У Томаса, можетъ быть, есть свои собственныя убѣжденія на этотъ счетъ; можетъ быть, что онъ выражаетъ ихъ отчасти, проводя рукою по своей лоснящейся головѣ, отъ затылка ко лбу и обратно; но онъ не рѣшается высказать ихъ обстоятельнѣе и отправляется въ людскую застольную закусывать мяснымъ пирогомъ и запивать его пивомъ.

Этотъ грумъ ничто иное какъ передовая рыба передъ цѣлой стаей болѣе благородныхъ акулъ.

Въ слѣдующій вечеръ пріѣзжаютъ сэръ Лэйстеръ и миледи съ многочисленною свитою, пріѣзжаютъ кузины и другія приживалки, со всевозможныхъ точекъ компаса. Съ этой поры въ продолженіе нѣсколькихъ недѣль снуютъ взадъ и впередъ какіе-то таинственнаго вида, не имѣющіе опредѣленныхъ именъ люди, которые обѣгаютъ всѣ края государства, облагодѣтельствованные золотоноснымъ и пивнымъ дождемъ Дудля, но которые на самомъ дѣлѣ суть люди безпокойные характеромъ и неспособные когда-либо что-либо дѣлать.

При такихъ обстоятельствахъ отечества, сэръ Лэйстеръ находитъ свою родню весьма полезною. Чтобы разсуждать за обѣдомъ объ охотѣ, невозможно найти болѣе свѣдущаго собесѣдника, какъ достопочтенный Бобль Стэбльзъ. Трудно было бы отыскать джентльменовъ, которые бы такъ неутомимо ѣздили на баллотировку и избирательныя собранія и показывали такую стойкость, держа сторону Англіи, какъ остальные двоюродные братья. Волюмнія сама по себѣ маленькая штучка, но происхожденіе ея не подлежитъ никакому сомнѣнію, и многіе умѣютъ цѣнить ея остроумный разговоръ, ея французскіе каламбуры до того старые, что съ теченіемъ времени, они снова сдѣлались новизною, умѣютъ цѣнить честь вести эту прекрасную представительницу Дэдлоковъ къ обѣду или удовольствіе получить ея руку въ танцалъ. При подобныхъ отечественныхъ обстоятельствахъ, танцы могли бы назваться услугою, оказанною отечеству; потому, вѣроятно, Волюмнію почти постоянно можно видѣть прыгающею ко благу равнодушнаго и не назначившаго ей пенсіи отечества.

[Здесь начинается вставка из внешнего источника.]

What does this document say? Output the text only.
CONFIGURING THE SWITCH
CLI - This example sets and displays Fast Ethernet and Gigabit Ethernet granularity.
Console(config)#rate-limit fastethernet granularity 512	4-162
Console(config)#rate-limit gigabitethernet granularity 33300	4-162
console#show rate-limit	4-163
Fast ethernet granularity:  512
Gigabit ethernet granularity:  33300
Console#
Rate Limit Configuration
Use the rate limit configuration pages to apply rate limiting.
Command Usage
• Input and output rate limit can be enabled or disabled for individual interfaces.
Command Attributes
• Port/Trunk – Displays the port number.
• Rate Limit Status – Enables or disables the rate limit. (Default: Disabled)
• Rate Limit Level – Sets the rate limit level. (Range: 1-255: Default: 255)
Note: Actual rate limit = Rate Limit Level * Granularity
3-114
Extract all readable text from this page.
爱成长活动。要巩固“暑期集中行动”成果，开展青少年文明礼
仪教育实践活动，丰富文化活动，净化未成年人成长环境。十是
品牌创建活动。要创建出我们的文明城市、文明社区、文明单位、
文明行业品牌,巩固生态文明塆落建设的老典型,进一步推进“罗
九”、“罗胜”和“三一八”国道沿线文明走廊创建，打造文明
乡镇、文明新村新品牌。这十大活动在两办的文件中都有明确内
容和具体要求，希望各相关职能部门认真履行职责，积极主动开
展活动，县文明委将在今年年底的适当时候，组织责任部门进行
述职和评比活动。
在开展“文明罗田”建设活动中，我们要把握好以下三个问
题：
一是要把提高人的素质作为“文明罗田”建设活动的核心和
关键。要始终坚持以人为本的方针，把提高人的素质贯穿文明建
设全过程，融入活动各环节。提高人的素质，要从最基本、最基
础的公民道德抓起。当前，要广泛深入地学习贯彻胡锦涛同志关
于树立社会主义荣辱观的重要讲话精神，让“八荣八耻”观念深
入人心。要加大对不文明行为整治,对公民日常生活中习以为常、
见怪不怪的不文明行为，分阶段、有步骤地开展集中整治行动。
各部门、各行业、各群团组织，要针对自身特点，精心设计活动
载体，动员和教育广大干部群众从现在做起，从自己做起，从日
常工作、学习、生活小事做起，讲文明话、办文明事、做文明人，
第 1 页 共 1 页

Миледи не слишкомъ затрудняетъ себя пріемомъ многочисленныхъ гостей и, будучи все еще нездоровою, показывается только поздно вечеромъ. Но на всѣхъ сочныхъ обѣдахъ, утомительныхъ завтракахъ, вялыхъ балахъ, одно ея упоминаніе служитъ уже отрадою. Что касается до сэра Лэйстера, то онъ считаетъ совершенно невѣроятнымъ, чтобы можно было чувствовать въ чемъ либо недостатокъ тому, кому выпала на долю завидная судьба быть принятымъ въ этомъ домѣ; и въ припадкѣ восторженнаго самодовольствія онъ расхаживаетъ посреди своихъ гостей, наслаждаясь тѣмъ блаженствомъ, которое всякій несомнѣнно ощущаетъ отъ его благосклоннаго пріема.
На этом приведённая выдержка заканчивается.